SHETLAND, or Zetland, a group of islands constituting a county of Scotland, and the most northerly British possession in Europe. It consists of an archipelago of islands and islets, over 100 in number, situated to the north-east of Orkney, between 59° 50′ and 60° 52′ N. and 0° 55′ and 2° 14′ W., and bounded on the W. by the Atlantic and on the E. by the North Sea. The distance from Dennis Head in North Ronaldshay of the Orkneys to Sumburgh Head in Shetland is 50 m., but Fair Isle, which belongs to Shetland, lies midway between the groups. The islands occupy an area of 352,889 acres or 551·4 sq. m. Besides Mainland, the principal member of the group, the more important are Yell, Unst and Fetlar in the north, Whalsay and Bressay in the east, Trondra, East and West Burra, Papa Stour, Muckle Roe and Foula in the west, and Fair Isle in the south. The islands present an irregular surface, frequently rising into hills of considerable elevation (an extreme of 1475 ft. is found in the north-west of Mainland). Most of the inland scenery is bleak and dreary, consisting of treeless and barren tracts of peat and boulders. The coast scenery, especially on the west, is always picturesque and often grand, the cliffs, sheer precipices of brilliant colouring, reaching a height of over 1000 ft. at some places. The shores are so extensively indented with voes, or firths—the result partly of denudation and partly caused by glaciers—that no spot in Shetland is more than 3 m. from the sea.

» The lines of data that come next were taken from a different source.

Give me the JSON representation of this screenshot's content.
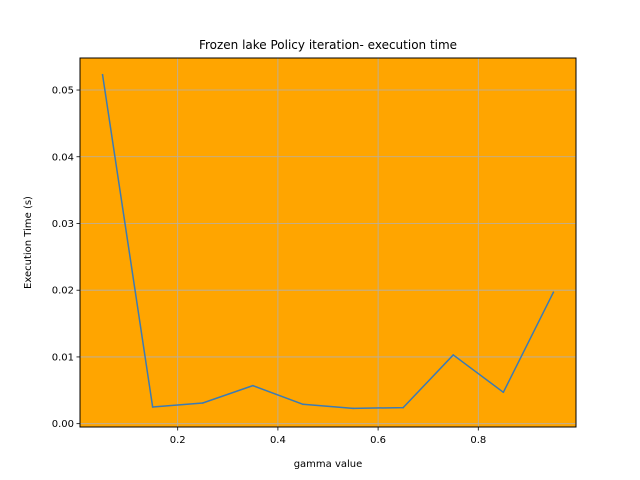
{
  "chart_data": {
    "type": "line",
    "title": "Frozen lake Policy iteration- execution time",
    "xlabel": "gamma value",
    "ylabel": "Execution Time (s)",
    "xlim": [
      0.005,
      0.995
    ],
    "ylim": [
      -0.0005,
      0.0548
    ],
    "xticks": [
      0.2,
      0.4,
      0.6,
      0.8
    ],
    "xtick_labels": [
      "0.2",
      "0.4",
      "0.6",
      "0.8"
    ],
    "yticks": [
      0.0,
      0.01,
      0.02,
      0.03,
      0.04,
      0.05
    ],
    "ytick_labels": [
      "0.00",
      "0.01",
      "0.02",
      "0.03",
      "0.04",
      "0.05"
    ],
    "grid": true,
    "plot_background": "#ffa500",
    "series": [
      {
        "color": "#3b7bb5",
        "x": [
          0.05,
          0.15,
          0.25,
          0.35,
          0.45,
          0.55,
          0.65,
          0.75,
          0.85,
          0.95
        ],
        "y": [
          0.0523,
          0.0025,
          0.0031,
          0.0057,
          0.0029,
          0.0023,
          0.0024,
          0.0103,
          0.0047,
          0.0197
        ]
      }
    ]
  }
}
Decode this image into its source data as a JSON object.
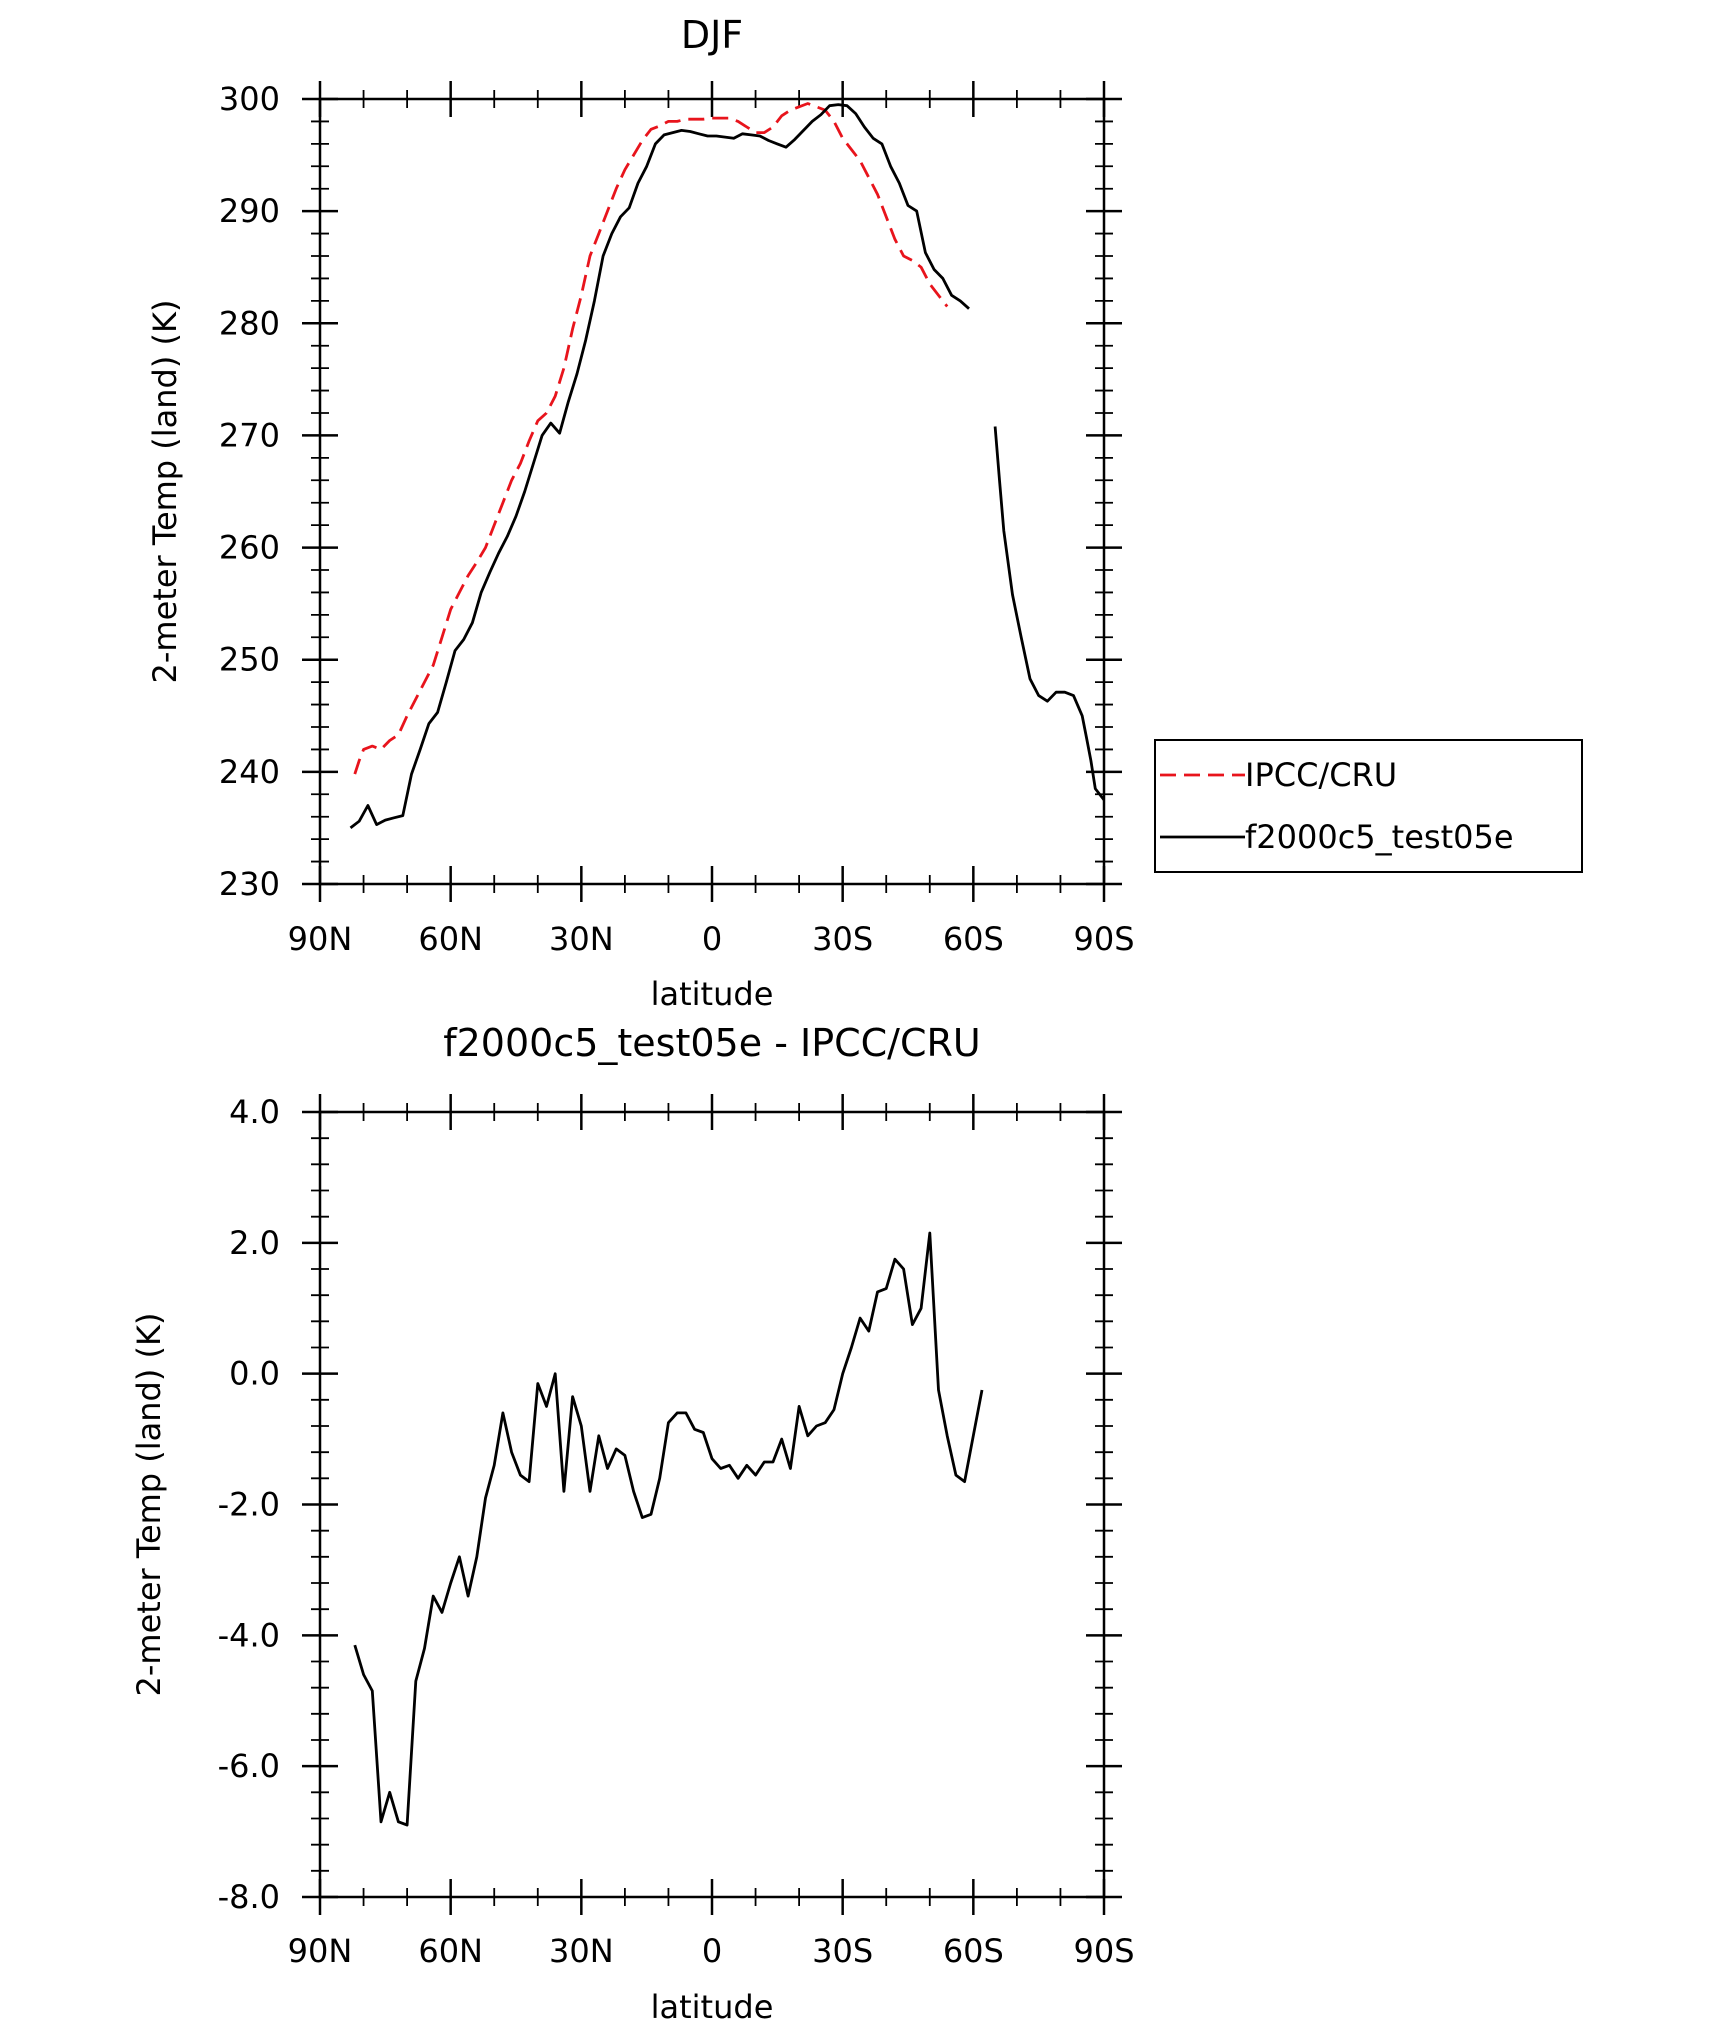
{
  "chart_data": [
    {
      "type": "line",
      "title": "DJF",
      "xlabel": "latitude",
      "ylabel": "2-meter Temp (land) (K)",
      "xlim": [
        90,
        -90
      ],
      "ylim": [
        230,
        300
      ],
      "x_ticks": [
        90,
        60,
        30,
        0,
        -30,
        -60,
        -90
      ],
      "x_tick_labels": [
        "90N",
        "60N",
        "30N",
        "0",
        "30S",
        "60S",
        "90S"
      ],
      "y_ticks": [
        230,
        240,
        250,
        260,
        270,
        280,
        290,
        300
      ],
      "y_tick_labels": [
        "230",
        "240",
        "250",
        "260",
        "270",
        "280",
        "300"
      ],
      "y_tick_labels_full": [
        "230",
        "240",
        "250",
        "260",
        "270",
        "280",
        "290",
        "300"
      ],
      "grid": false,
      "legend": "right-outside",
      "series": [
        {
          "name": "IPCC/CRU",
          "style": "dashed",
          "color": "#e8141c",
          "segments": [
            [
              [
                82,
                239.8
              ],
              [
                81,
                241.0
              ],
              [
                80,
                242.0
              ],
              [
                78,
                242.3
              ],
              [
                76,
                242.0
              ],
              [
                74,
                242.8
              ],
              [
                72,
                243.3
              ],
              [
                70,
                245.0
              ],
              [
                68,
                246.5
              ],
              [
                66,
                248.0
              ],
              [
                64,
                249.5
              ],
              [
                62,
                252.0
              ],
              [
                60,
                254.5
              ],
              [
                58,
                256.0
              ],
              [
                56,
                257.5
              ],
              [
                54,
                258.7
              ],
              [
                52,
                260.0
              ],
              [
                50,
                262.0
              ],
              [
                48,
                264.0
              ],
              [
                46,
                266.0
              ],
              [
                44,
                267.5
              ],
              [
                42,
                269.5
              ],
              [
                40,
                271.3
              ],
              [
                38,
                272.0
              ],
              [
                36,
                273.5
              ],
              [
                34,
                276.0
              ],
              [
                32,
                279.5
              ],
              [
                30,
                282.5
              ],
              [
                28,
                286.0
              ],
              [
                26,
                288.0
              ],
              [
                24,
                290.0
              ],
              [
                22,
                292.0
              ],
              [
                20,
                293.7
              ],
              [
                18,
                295.0
              ],
              [
                16,
                296.3
              ],
              [
                14,
                297.3
              ],
              [
                12,
                297.6
              ],
              [
                10,
                298.0
              ],
              [
                8,
                298.0
              ],
              [
                6,
                298.2
              ],
              [
                4,
                298.2
              ],
              [
                2,
                298.2
              ],
              [
                0,
                298.3
              ],
              [
                -2,
                298.3
              ],
              [
                -4,
                298.3
              ],
              [
                -6,
                298.0
              ],
              [
                -8,
                297.5
              ],
              [
                -10,
                297.0
              ],
              [
                -12,
                297.0
              ],
              [
                -14,
                297.5
              ],
              [
                -16,
                298.5
              ],
              [
                -18,
                299.0
              ],
              [
                -20,
                299.3
              ],
              [
                -22,
                299.6
              ],
              [
                -24,
                299.3
              ],
              [
                -26,
                299.0
              ],
              [
                -28,
                298.0
              ],
              [
                -30,
                296.5
              ],
              [
                -32,
                295.5
              ],
              [
                -34,
                294.5
              ],
              [
                -36,
                293.0
              ],
              [
                -38,
                291.5
              ],
              [
                -40,
                289.5
              ],
              [
                -42,
                287.5
              ],
              [
                -44,
                286.0
              ],
              [
                -46,
                285.6
              ],
              [
                -48,
                285.0
              ],
              [
                -50,
                283.5
              ],
              [
                -52,
                282.5
              ],
              [
                -54,
                281.5
              ]
            ]
          ]
        },
        {
          "name": "f2000c5_test05e",
          "style": "solid",
          "color": "#000000",
          "segments": [
            [
              [
                83,
                235.0
              ],
              [
                81,
                235.6
              ],
              [
                79,
                237.0
              ],
              [
                77,
                235.3
              ],
              [
                75,
                235.7
              ],
              [
                73,
                235.9
              ],
              [
                71,
                236.1
              ],
              [
                69,
                239.8
              ],
              [
                67,
                242.0
              ],
              [
                65,
                244.3
              ],
              [
                63,
                245.3
              ],
              [
                61,
                248.0
              ],
              [
                59,
                250.8
              ],
              [
                57,
                251.8
              ],
              [
                55,
                253.3
              ],
              [
                53,
                256.0
              ],
              [
                51,
                257.8
              ],
              [
                49,
                259.5
              ],
              [
                47,
                261.0
              ],
              [
                45,
                262.8
              ],
              [
                43,
                265.0
              ],
              [
                41,
                267.5
              ],
              [
                39,
                270.0
              ],
              [
                37,
                271.1
              ],
              [
                35,
                270.2
              ],
              [
                33,
                273.0
              ],
              [
                31,
                275.5
              ],
              [
                29,
                278.5
              ],
              [
                27,
                282.0
              ],
              [
                25,
                286.0
              ],
              [
                23,
                288.0
              ],
              [
                21,
                289.5
              ],
              [
                19,
                290.3
              ],
              [
                17,
                292.5
              ],
              [
                15,
                294.0
              ],
              [
                13,
                296.0
              ],
              [
                11,
                296.8
              ],
              [
                9,
                297.0
              ],
              [
                7,
                297.2
              ],
              [
                5,
                297.1
              ],
              [
                3,
                296.9
              ],
              [
                1,
                296.7
              ],
              [
                -1,
                296.7
              ],
              [
                -3,
                296.6
              ],
              [
                -5,
                296.5
              ],
              [
                -7,
                296.9
              ],
              [
                -9,
                296.8
              ],
              [
                -11,
                296.7
              ],
              [
                -13,
                296.3
              ],
              [
                -15,
                296.0
              ],
              [
                -17,
                295.7
              ],
              [
                -19,
                296.4
              ],
              [
                -21,
                297.2
              ],
              [
                -23,
                298.0
              ],
              [
                -25,
                298.6
              ],
              [
                -27,
                299.4
              ],
              [
                -29,
                299.5
              ],
              [
                -31,
                299.4
              ],
              [
                -33,
                298.7
              ],
              [
                -35,
                297.5
              ],
              [
                -37,
                296.5
              ],
              [
                -39,
                296.0
              ],
              [
                -41,
                294.0
              ],
              [
                -43,
                292.5
              ],
              [
                -45,
                290.5
              ],
              [
                -47,
                290.0
              ],
              [
                -49,
                286.3
              ],
              [
                -51,
                284.8
              ],
              [
                -53,
                284.0
              ],
              [
                -55,
                282.5
              ],
              [
                -57,
                282.0
              ],
              [
                -59,
                281.3
              ]
            ],
            [
              [
                -65,
                270.8
              ],
              [
                -66,
                266.0
              ],
              [
                -67,
                261.5
              ],
              [
                -69,
                255.8
              ],
              [
                -71,
                252.0
              ],
              [
                -73,
                248.3
              ],
              [
                -75,
                246.8
              ],
              [
                -77,
                246.3
              ],
              [
                -79,
                247.1
              ],
              [
                -81,
                247.1
              ],
              [
                -83,
                246.8
              ],
              [
                -85,
                245.0
              ],
              [
                -86,
                243.0
              ],
              [
                -87,
                241.0
              ],
              [
                -88,
                238.5
              ],
              [
                -90,
                237.5
              ]
            ]
          ]
        }
      ]
    },
    {
      "type": "line",
      "title": "f2000c5_test05e - IPCC/CRU",
      "xlabel": "latitude",
      "ylabel": "2-meter Temp (land) (K)",
      "xlim": [
        90,
        -90
      ],
      "ylim": [
        -8,
        4
      ],
      "x_ticks": [
        90,
        60,
        30,
        0,
        -30,
        -60,
        -90
      ],
      "x_tick_labels": [
        "90N",
        "60N",
        "30N",
        "0",
        "30S",
        "60S",
        "90S"
      ],
      "y_ticks": [
        -8,
        -6,
        -4,
        -2,
        0,
        2,
        4
      ],
      "y_tick_labels_full": [
        "-8.0",
        "-6.0",
        "-4.0",
        "-2.0",
        "0.0",
        "2.0",
        "4.0"
      ],
      "grid": false,
      "series": [
        {
          "style": "solid",
          "color": "#000000",
          "segments": [
            [
              [
                82,
                -4.15
              ],
              [
                80,
                -4.6
              ],
              [
                78,
                -4.85
              ],
              [
                76,
                -6.85
              ],
              [
                74,
                -6.4
              ],
              [
                72,
                -6.85
              ],
              [
                70,
                -6.9
              ],
              [
                68,
                -4.7
              ],
              [
                66,
                -4.2
              ],
              [
                64,
                -3.4
              ],
              [
                62,
                -3.65
              ],
              [
                60,
                -3.2
              ],
              [
                58,
                -2.8
              ],
              [
                56,
                -3.4
              ],
              [
                54,
                -2.8
              ],
              [
                52,
                -1.9
              ],
              [
                50,
                -1.4
              ],
              [
                48,
                -0.6
              ],
              [
                46,
                -1.2
              ],
              [
                44,
                -1.55
              ],
              [
                42,
                -1.65
              ],
              [
                40,
                -0.15
              ],
              [
                38,
                -0.5
              ],
              [
                36,
                0.0
              ],
              [
                34,
                -1.8
              ],
              [
                32,
                -0.35
              ],
              [
                30,
                -0.8
              ],
              [
                28,
                -1.8
              ],
              [
                26,
                -0.95
              ],
              [
                24,
                -1.45
              ],
              [
                22,
                -1.15
              ],
              [
                20,
                -1.25
              ],
              [
                18,
                -1.8
              ],
              [
                16,
                -2.2
              ],
              [
                14,
                -2.15
              ],
              [
                12,
                -1.6
              ],
              [
                10,
                -0.75
              ],
              [
                8,
                -0.6
              ],
              [
                6,
                -0.6
              ],
              [
                4,
                -0.85
              ],
              [
                2,
                -0.9
              ],
              [
                0,
                -1.3
              ],
              [
                -2,
                -1.45
              ],
              [
                -4,
                -1.4
              ],
              [
                -6,
                -1.6
              ],
              [
                -8,
                -1.4
              ],
              [
                -10,
                -1.55
              ],
              [
                -12,
                -1.35
              ],
              [
                -14,
                -1.35
              ],
              [
                -16,
                -1.0
              ],
              [
                -18,
                -1.45
              ],
              [
                -20,
                -0.5
              ],
              [
                -22,
                -0.95
              ],
              [
                -24,
                -0.8
              ],
              [
                -26,
                -0.75
              ],
              [
                -28,
                -0.55
              ],
              [
                -30,
                0.0
              ],
              [
                -32,
                0.4
              ],
              [
                -34,
                0.85
              ],
              [
                -36,
                0.65
              ],
              [
                -38,
                1.25
              ],
              [
                -40,
                1.3
              ],
              [
                -42,
                1.75
              ],
              [
                -44,
                1.6
              ],
              [
                -46,
                0.75
              ],
              [
                -48,
                1.0
              ],
              [
                -50,
                2.15
              ],
              [
                -52,
                -0.25
              ],
              [
                -54,
                -0.95
              ],
              [
                -56,
                -1.55
              ],
              [
                -58,
                -1.65
              ],
              [
                -60,
                -0.95
              ],
              [
                -62,
                -0.25
              ]
            ]
          ]
        }
      ]
    }
  ]
}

There are sheets of fresh water in the larger islands, the most important being Strom Loch (2 m. long), Girlsta (11/2 m. long) and Spiggie (11/2 m.) in Mainland, and Loch of Cliff (2 m.) in Unst, and numerous short streams. The principal capes are Sumburgh Head, the most southerly point of Mainland, a bold promontory 300 ft. high; Fitful Head, on the south-west of the same island, a magnificent headland, 2 m. in length and nearly 1000 ft. high, where Norna, the prophetess of Sir Walter Scott's Pirate, was supposed to have her abode and which the Norsemen called the White Mountain, in allusion to the colour of the clay slate composing it; and the Noup and Herma Ness, two of the most northerly points in Unst.

Geology.—The geological characters of this group of islands resemble those of the northern part of Scotland. Old Red Sandstone, red grits, sandstones and marls and conglomerate occur in a narrow belt on the east side of Mainland from Sumburgh Head to Rova Head, north of Lerwick; they also form the island of Bressay. In the western portion of Mainland, in Northmavine, there is a considerable tract of rocks of this age which are formed largely of intrusive diabase-porphyrite; similar volcanic rocks occur in Papa Stour. These are penetrated by intrusions of granitic and felsitic character; one of these masses in Papa Stour is a handsome pink felsite. Practically all the remaining area in these islands is occupied by metamorphic schists and gneisses which occur in great variety and with which are associated numerous dikes and masses of intrusive igneous rock. The southern part of Mainland, from Laxfirth Voe to Fitful Head a series of dark schists and slates, is found with subordinate limestones. The metamorphic rocks of the rest of Mainland are principally coarse gneisses, micaceous and chloritic schists, quartzites, &c.; in these rocks at Tingwall and Wiesdale considerable beds of limestone occur, which may be followed across the island in a northerly direction to Yell Sound, and to Dales Voe in Delting.